Must have been my imagination then, as I very rarely used the Tivo via a web browser - come to think of it, I may be thinking about my previous PVR - the Panny E85


----------



## cwaring

mikerr said:


> To delete things quickly you can just highlight the programme and press clear (bottom right of remote),when on the now playing (my shows) screen.


No. Bottom-left


----------



## Cableguy1927

BigH said:


> It's been a while since I had my S1 hooked up, but I recall there was a way to highlight a number to shows and delete all in one go.
> 
> Can someone remind me how to do this with the Virgin Tivo
> 
> Thanks


You can delete a whole folder in one go - highlight folder and press clear.


----------



## tdenson

The thing to watch with the Clear button is that it is very sluggish but moves the cursor on to the next entry immediately but leaving the deleted show in the list for a while. As a result it's very easy to delete the next entry as well when you think nothing is happening.


----------



## jethrouk

mikerr said:


> ...Be careful though, as it doesn't put up a confirm box, just deletes it straightaway.

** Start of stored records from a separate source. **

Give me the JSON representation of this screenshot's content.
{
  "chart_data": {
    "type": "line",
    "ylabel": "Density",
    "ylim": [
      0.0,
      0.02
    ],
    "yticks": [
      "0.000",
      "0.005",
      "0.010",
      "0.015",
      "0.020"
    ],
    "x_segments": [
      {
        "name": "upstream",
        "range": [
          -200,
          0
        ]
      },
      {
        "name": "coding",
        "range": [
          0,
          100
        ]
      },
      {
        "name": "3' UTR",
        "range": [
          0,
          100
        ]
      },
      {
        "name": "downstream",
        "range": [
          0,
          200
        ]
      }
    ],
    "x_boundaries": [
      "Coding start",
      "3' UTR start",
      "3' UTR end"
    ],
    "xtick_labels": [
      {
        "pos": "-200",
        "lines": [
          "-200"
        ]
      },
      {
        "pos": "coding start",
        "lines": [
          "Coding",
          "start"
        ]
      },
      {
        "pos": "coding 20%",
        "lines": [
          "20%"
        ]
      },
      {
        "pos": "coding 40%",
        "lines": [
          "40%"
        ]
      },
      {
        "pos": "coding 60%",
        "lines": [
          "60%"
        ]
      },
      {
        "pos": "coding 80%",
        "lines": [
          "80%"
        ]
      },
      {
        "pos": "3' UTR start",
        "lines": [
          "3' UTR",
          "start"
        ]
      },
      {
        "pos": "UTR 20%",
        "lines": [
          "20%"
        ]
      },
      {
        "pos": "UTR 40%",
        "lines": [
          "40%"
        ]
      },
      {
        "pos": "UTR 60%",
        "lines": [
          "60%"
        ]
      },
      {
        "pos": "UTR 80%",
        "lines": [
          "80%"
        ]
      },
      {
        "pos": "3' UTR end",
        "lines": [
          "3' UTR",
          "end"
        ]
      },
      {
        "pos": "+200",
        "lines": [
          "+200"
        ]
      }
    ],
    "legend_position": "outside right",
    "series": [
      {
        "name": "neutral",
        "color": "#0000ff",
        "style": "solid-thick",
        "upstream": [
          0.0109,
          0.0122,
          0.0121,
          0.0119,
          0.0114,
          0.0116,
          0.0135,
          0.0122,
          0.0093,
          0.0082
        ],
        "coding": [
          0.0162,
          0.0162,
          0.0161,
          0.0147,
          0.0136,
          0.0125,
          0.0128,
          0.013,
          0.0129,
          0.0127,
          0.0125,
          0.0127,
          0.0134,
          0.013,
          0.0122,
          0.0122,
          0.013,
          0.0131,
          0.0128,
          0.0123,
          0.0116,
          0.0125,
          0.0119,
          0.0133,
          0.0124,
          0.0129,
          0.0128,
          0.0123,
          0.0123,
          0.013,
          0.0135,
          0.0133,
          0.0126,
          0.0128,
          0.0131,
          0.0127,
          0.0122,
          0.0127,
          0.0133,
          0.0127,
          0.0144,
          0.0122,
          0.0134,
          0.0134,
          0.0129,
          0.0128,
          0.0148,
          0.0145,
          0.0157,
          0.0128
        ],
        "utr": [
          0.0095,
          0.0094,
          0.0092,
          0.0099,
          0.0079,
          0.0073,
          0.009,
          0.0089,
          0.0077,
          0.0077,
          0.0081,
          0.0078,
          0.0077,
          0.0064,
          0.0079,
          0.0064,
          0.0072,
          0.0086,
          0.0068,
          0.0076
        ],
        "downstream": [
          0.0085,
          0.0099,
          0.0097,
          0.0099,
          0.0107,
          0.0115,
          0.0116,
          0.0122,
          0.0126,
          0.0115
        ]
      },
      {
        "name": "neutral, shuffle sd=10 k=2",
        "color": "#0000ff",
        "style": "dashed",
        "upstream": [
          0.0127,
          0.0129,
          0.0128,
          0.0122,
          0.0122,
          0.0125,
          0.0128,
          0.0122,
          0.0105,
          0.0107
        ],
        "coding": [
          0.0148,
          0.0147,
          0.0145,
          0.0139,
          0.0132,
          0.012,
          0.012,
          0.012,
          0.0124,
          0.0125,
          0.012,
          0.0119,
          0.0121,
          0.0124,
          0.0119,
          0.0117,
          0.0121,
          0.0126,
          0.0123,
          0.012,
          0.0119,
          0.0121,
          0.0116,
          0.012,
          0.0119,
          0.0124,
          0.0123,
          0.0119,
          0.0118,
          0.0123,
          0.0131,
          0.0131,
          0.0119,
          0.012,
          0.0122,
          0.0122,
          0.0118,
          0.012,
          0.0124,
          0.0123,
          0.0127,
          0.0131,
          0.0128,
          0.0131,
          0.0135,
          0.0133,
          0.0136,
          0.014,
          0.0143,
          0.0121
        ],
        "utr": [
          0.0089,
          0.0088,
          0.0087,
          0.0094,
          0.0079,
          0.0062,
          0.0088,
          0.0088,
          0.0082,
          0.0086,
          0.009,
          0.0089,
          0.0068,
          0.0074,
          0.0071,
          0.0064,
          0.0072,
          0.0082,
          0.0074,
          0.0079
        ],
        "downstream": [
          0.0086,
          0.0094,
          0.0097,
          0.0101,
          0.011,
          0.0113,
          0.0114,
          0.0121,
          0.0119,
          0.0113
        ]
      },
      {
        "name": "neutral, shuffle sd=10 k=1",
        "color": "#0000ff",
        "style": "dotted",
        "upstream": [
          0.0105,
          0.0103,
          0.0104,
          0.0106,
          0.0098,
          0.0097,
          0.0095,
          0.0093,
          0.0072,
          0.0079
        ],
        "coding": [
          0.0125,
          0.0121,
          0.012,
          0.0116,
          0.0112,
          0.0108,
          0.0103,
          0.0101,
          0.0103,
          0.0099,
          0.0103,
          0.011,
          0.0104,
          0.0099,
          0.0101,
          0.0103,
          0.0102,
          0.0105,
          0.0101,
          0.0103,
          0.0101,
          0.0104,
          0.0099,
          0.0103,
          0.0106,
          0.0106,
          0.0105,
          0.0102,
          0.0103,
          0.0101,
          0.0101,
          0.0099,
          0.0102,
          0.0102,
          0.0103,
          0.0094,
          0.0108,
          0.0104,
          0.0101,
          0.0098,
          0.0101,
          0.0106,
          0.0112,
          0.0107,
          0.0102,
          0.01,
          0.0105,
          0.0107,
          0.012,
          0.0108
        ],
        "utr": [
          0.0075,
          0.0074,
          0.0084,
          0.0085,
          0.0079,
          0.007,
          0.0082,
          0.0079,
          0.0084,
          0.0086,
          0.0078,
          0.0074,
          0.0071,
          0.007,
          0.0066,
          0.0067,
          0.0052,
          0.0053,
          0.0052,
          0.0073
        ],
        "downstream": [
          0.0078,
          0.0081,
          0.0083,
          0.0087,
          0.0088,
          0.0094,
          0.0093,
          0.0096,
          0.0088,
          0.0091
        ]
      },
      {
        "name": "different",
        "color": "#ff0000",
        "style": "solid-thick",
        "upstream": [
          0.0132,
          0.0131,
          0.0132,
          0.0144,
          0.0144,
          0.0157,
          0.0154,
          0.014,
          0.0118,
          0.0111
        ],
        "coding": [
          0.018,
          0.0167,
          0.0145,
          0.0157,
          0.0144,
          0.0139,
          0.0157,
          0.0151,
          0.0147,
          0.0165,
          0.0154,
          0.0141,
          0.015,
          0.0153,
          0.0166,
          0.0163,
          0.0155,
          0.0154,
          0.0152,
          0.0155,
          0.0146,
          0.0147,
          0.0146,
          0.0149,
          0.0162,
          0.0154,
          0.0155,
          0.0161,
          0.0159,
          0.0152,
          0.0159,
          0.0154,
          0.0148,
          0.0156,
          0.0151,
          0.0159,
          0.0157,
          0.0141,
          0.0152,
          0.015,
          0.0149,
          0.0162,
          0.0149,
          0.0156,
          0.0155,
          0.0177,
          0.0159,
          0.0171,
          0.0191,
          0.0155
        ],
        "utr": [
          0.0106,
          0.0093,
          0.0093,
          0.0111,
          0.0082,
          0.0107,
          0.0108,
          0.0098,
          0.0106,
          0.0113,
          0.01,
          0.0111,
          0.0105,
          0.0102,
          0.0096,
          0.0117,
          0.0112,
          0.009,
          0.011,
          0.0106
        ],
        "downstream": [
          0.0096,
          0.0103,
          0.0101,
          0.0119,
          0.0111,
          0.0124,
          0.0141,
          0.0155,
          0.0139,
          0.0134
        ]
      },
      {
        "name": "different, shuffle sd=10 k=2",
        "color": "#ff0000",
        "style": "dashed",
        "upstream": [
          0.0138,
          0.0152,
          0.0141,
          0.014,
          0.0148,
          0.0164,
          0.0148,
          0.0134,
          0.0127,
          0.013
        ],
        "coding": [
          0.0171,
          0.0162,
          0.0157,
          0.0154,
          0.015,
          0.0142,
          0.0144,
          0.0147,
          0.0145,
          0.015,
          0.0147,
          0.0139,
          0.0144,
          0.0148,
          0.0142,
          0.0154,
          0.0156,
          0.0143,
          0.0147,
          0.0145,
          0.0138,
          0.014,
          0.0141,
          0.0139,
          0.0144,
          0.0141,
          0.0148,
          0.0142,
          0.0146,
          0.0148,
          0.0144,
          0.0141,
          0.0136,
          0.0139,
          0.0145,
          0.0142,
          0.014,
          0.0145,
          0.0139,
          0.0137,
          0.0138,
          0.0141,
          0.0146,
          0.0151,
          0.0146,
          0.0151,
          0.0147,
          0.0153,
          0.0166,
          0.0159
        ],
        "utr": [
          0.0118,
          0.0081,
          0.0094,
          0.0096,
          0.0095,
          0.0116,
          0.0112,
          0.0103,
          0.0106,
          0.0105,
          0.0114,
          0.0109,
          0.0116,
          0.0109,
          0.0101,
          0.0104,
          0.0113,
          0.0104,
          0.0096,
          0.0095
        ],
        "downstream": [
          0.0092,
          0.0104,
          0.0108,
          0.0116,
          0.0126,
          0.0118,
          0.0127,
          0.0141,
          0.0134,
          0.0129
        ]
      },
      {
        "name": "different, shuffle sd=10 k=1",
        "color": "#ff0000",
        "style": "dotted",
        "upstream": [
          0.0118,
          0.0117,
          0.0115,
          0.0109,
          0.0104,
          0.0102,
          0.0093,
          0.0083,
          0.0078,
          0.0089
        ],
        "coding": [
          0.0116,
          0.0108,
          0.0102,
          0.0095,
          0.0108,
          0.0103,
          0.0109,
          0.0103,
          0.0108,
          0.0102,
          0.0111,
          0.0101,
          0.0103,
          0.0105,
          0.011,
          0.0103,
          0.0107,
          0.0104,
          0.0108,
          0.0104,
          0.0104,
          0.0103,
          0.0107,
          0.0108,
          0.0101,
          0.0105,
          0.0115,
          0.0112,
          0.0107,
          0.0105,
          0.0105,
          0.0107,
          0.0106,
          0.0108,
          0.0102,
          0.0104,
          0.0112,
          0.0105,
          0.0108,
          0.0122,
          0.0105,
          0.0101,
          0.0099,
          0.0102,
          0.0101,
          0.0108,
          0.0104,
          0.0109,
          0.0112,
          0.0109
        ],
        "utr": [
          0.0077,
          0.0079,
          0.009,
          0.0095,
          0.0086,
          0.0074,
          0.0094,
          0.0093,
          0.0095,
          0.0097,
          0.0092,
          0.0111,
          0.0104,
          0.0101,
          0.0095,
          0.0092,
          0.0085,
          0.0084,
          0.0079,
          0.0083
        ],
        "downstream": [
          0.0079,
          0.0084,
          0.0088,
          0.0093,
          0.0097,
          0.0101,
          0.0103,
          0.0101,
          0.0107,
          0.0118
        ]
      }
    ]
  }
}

however it doesn't delete it - it puts it in the trash can so you can dig it out if you've made a mistake - i prefer this method because it makes deleting very fast

as well as deleting very quickly with clear button, it also marks the file with 'x' temporarily whilst the system deletes it, and at the same time shifts the cursor onto the next file down so you dont have to wait for the system - so if you need to delete 6 consecutive files (click click click click click click) it does this very quickly indeed - i like it


----------



## tdenson

jethrouk said:


> however it doesn't delete it - it puts it in the trash can so you can dig it out if you've made a mistake - i prefer this method because it makes deleting very fast
> 
> as well as deleting very quickly with clear button, it also marks the file with 'x' temporarily whilst the system deletes it, and at the same time shifts the cursor onto the next file down so you dont have to wait for the system - so if you need to delete 6 consecutive files (click click click click click click) it does this very quickly indeed - i like it


But as I say, that's a two edged sword. I've watched my wife delete the next one in sequence and not realise she's done it so wouldn't think to put it back.


----------



## geekspeak

tdenson said:


> The thing to watch with the Clear button is that it is very sluggish but moves the cursor on to the next entry immediately but leaving the deleted show in the list for a while. As a result it's very easy to delete the next entry as well when you think nothing is happening.


Being sluggish is a design feature (however ill-conceived) to allow you to use clear on a number of items before you have to wait for the "delete" to take place and the screen to update.


----------



## tdenson

geekspeak said:


> Being sluggish is a design feature (however ill-conceived) to allow you to use clear on a number of items before you have to wait for the "delete" to take place and the screen to update.


I find that difficult to believe.


----------